The movant has an initial burden of showing "the absence of a genuine issue of material fact." Celotex, 477 U.S. at 323, 106 S.Ct. 2548. Once the movant meets this burden, the non-movant must come forward with specific facts showing that there is a genuine issue for trial. Matsushita Electric Industrial Co., Ltd. v. Zenith Radio Corp., 475 U.S. 574, 587, 106 S.Ct. 1348, 89 L.Ed.2d 538 (1986).

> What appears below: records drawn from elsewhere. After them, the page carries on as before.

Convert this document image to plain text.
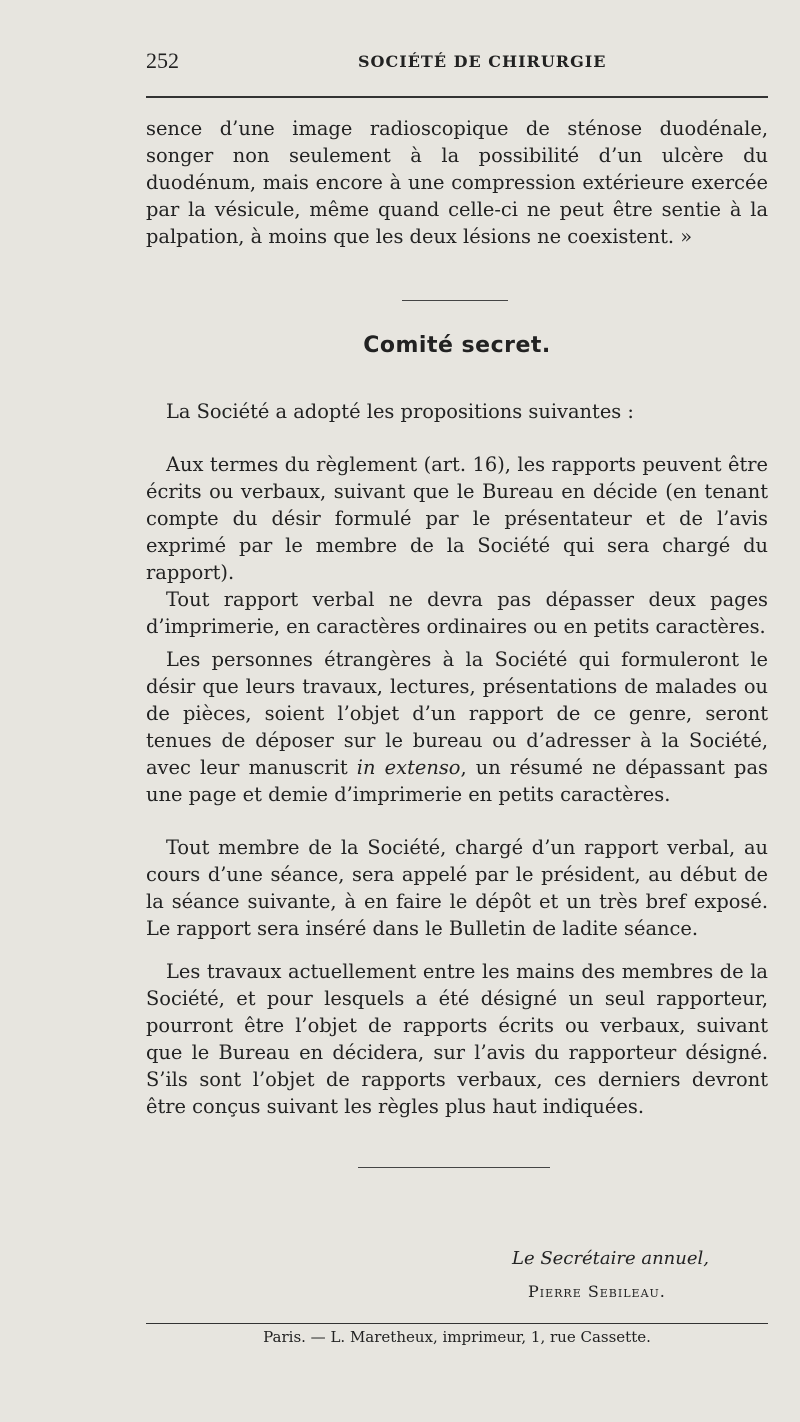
252	SOCIÉTÉ DE CHIRURGIE
sence d’une image radioscopique de sténose duodénale, songer non seulement à la possibilité d’un ulcère du duodénum, mais encore à une compression extérieure exercée par la vésicule, même quand celle-ci ne peut être sentie à la palpation, à moins que les deux lésions ne coexistent. »
Comité secret.

La Société a adopté les propositions suivantes :

Aux termes du règlement (art. 16), les rapports peuvent être écrits ou verbaux, suivant que le Bureau en décide (en tenant compte du désir formulé par le présentateur et de l’avis exprimé par le membre de la Société qui sera chargé du rapport).

Tout rapport verbal ne devra pas dépasser deux pages d’imprimerie, en caractères ordinaires ou en petits caractères.

Les personnes étrangères à la Société qui formuleront le désir que leurs travaux, lectures, présentations de malades ou de pièces, soient l’objet d’un rapport de ce genre, seront tenues de déposer sur le bureau ou d’adresser à la Société, avec leur manuscrit in extenso, un résumé ne dépassant pas une page et demie d’imprimerie en petits caractères.

Tout membre de la Société, chargé d’un rapport verbal, au cours d’une séance, sera appelé par le président, au début de la séance suivante, à en faire le dépôt et un très bref exposé. Le rapport sera inséré dans le Bulletin de ladite séance.

Les travaux actuellement entre les mains des membres de la Société, et pour lesquels a été désigné un seul rapporteur, pourront être l’objet de rapports écrits ou verbaux, suivant que le Bureau en décidera, sur l’avis du rapporteur désigné. S’ils sont l’objet de rapports verbaux, ces derniers devront être conçus suivant les règles plus haut indiquées.

Le Secrétaire annuel,
Pierre Sebileau.
Paris. — L. Maretheux, imprimeur, 1, rue Cassette.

The non-moving party must do more than show that there is some metaphysical doubt as to the material facts. Pierce v. Commonwealth Life Ins. Co., 40 F.3d 796, 800 (6th Cir.1994) (quoting Matsushita Elec. Indus. Co., Ltd. v. Zenith Radio Corp., 475 U.S. 574, 587, 106 S.Ct. 1348, 89 L.Ed.2d 538(1986)). It must present significant probative evidence in support of its opposition to the motion for summary judgment in order to defeat the motion for summary judgment. Moore v. Philip Morris Companies, 8 F.3d 335, 339-40 (6th Cir.1993). If, after adequate time for discovery, the party bearing the burden of proof fails to make a showing sufficient to establish an essential element of his claim summary judgment is appropriate. Celotex, 477 U.S. at 322-24, 106 S.Ct. 2548.

IV. APPLICABLE LAW & ANALYSIS
A. Applicable State Law

Michigan law applies in this case. Aetna Cas. & Sur. Co. v. Dow Chem. Co., 883 F.Supp. 1101 (E.D.Mich.1995). A federal court deciding a diversity case under state law must apply the law of the state's highest court. If the state's highest court has not decided the applicable law, the federal court must ascertain the state law from "all relevant data." Bailey v. V. & O Press Co., 770 F.2d 601, 604 (6th Cir.1985). A state's intermediate appellate court decision is a "datum for ascertaining state law which is not to be disregarded by a federal court unless it is convinced by other persuasive data that the highest court of the state would decide otherwise." FL Aerospace v. Aetna Casualty & Sur. Co., 897 F.2d 214, 218-19 (6th Cir.) (quoting West v. American Tel. & Tel. Co., 311 U.S. 223, 237, 61 S.Ct. 179, 85 L.Ed. 139 (1940)) A federal court may also consider decisions from other jurisdictions. Bailey, 770 F.2d at 604.